What’s incredible about the tiny tissues, he says, is that “they contain all the elements of the muscle and actually contain functional blood vessels that can interconnect to an existing perfusion and can grow and allow the entire tissue to grow with them.”
Local meat producer wouldn’t need expertise to operate the machine
As for the small machines - SuperMeat has come up with several prototypes but needs money to come up with something commercially viable. “The machine needs electricity, it needs to connect to the water supply, it needs heat, as it is an incubator, and end users will have to insert the capsule [of tissue] and nutrient powders.”
But no real expertize will be needed on the part of the end user, he stressed. “If it did, that would defeat the purpose.”
So where does he see the biggest commercial potential for the technology, and what are the milestones that lie ahead?

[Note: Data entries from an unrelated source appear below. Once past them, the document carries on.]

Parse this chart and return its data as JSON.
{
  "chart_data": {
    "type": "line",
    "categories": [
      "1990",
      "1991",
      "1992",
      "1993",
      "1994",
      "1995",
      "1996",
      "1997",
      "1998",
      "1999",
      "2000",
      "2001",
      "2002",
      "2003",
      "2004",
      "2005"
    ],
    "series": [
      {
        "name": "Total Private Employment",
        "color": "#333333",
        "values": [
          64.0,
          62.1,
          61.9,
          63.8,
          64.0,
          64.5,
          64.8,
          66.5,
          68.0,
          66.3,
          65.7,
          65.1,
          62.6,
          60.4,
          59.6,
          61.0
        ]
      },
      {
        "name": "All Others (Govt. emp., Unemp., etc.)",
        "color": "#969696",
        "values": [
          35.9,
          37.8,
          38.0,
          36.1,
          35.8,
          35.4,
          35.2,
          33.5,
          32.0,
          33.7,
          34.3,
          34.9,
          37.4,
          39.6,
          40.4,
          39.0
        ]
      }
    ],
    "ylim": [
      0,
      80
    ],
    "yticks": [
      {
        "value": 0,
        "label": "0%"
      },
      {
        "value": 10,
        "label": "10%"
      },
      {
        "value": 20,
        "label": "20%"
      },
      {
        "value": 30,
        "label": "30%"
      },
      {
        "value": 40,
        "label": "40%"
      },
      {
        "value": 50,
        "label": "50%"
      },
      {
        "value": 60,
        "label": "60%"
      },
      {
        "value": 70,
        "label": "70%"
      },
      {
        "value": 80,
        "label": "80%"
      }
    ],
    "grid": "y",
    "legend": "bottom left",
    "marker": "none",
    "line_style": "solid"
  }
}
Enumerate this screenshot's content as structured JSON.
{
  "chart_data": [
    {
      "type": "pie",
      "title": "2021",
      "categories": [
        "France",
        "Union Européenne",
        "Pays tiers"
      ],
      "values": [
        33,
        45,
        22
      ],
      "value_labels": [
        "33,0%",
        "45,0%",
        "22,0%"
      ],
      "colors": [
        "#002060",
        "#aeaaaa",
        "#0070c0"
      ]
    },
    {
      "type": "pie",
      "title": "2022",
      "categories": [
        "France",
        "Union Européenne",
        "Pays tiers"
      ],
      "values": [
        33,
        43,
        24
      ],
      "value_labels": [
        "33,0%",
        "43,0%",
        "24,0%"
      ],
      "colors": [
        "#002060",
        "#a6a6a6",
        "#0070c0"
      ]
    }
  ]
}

“Our aim is to have a public proof of principle tasting about two years from now. The first company that gets to market with a product that is cost effective is definitely going to change the world.”
As for the market potential from a regional perspective, this isn’t just technology for Europe and the US, although this is where the research is concentrated right now, he said.
“The biggest consumers of meat in the coming decade will be in Asia and I think people have seen the problems that industrial farming has created in the west and they will be looking for another way.”
As to the regulatory environment surrounding cultured meat, it’s new territory, but there are already conversations going taking place with the FDA and other agencies, he said. “Quite frankly, it should be fairly straightforward. It’s just meat.”